L’8 settembre si celebra la Giornata Mondiale della Fisioterapia, istituita nel 1996 nella data che ricorda la fondazione, nel 1951, di World Physiotherapy. È un’occasione per riconoscere il contributo dei fisioterapisti alla salute, alla mobilità, all’autonomia e alla partecipazione delle persone.
Per il 2026, World Physiotherapy ha scelto di dedicare la campagna alle malattie cardiovascolari e all’ictus, mettendo in evidenza il ruolo della fisioterapia e dell’attività fisica nella prevenzione, nella gestione delle condizioni croniche e nel percorso riabilitativo.
L’intervento del fisioterapista non comincia soltanto dopo un evento acuto. La promozione di uno stile di vita attivo, l’educazione al movimento e la proposta di esercizio terapeutico adattato alle condizioni della persona contribuiscono alla prevenzione e alla gestione dei fattori di rischio, all’interno di percorsi integrati con gli altri professionisti sanitari.
Dopo un evento cardiovascolare o un ictus, la fisioterapia concorre al recupero delle capacità motorie e cardiorespiratorie, dell’equilibrio, del cammino e della tolleranza allo sforzo. L’obiettivo non è soltanto migliorare una funzione, ma permettere alla persona di tornare, per quanto possibile, alle attività quotidiane, alle relazioni e alla propria vita sociale e lavorativa.
Ogni persona presenta bisogni, risorse e condizioni cliniche differenti.
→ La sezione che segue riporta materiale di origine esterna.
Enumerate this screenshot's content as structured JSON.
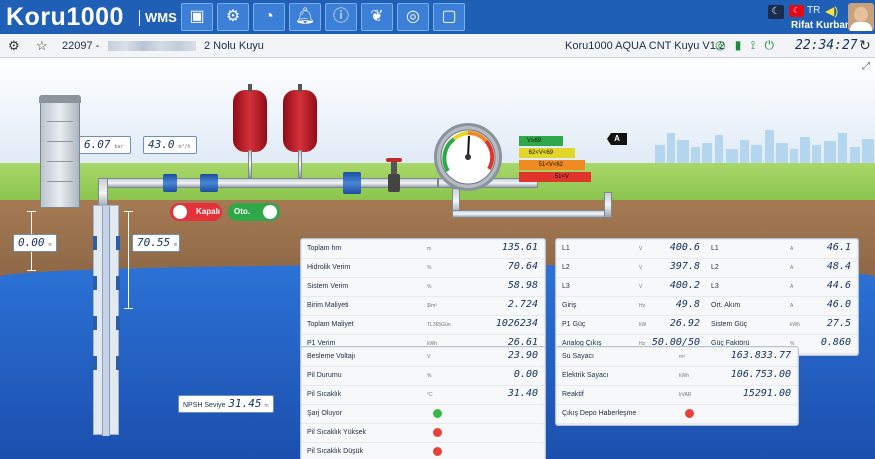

Per questo il fisioterapista effettua una valutazione funzionale, definisce obiettivi condivisi, programma l’intervento e ne monitora gli esiti. Nei percorsi cardiovascolari e neurologici, la collaborazione interdisciplinare e la continuità tra ospedale, territorio e domicilio sono elementi essenziali.
Anche quando il movimento ha una finalità preventiva, la presenza di patologie, fragilità o esiti di un evento acuto rende importante individuare modalità, intensità e progressione appropriate. L’esercizio non è una proposta indistinta: diventa uno strumento di salute quando è costruito sulla persona.
In questa giornata, l’Ordine interprovinciale della professione sanitaria di fisioterapista di Pisa, Livorno e Grosseto ringrazia le colleghe e i colleghi che operano nei servizi pubblici, nelle strutture private, negli studi professionali, nello sport, nella ricerca, nella formazione e a domicilio.
Il movimento è salute. La fisioterapia lo rende possibile, sicuro e personalizzato.
La Giornata Mondiale della Fisioterapia ci ricorda che investire in prevenzione e riabilitazione significa tutelare autonomia, qualità della vita ed equità di accesso alle cure.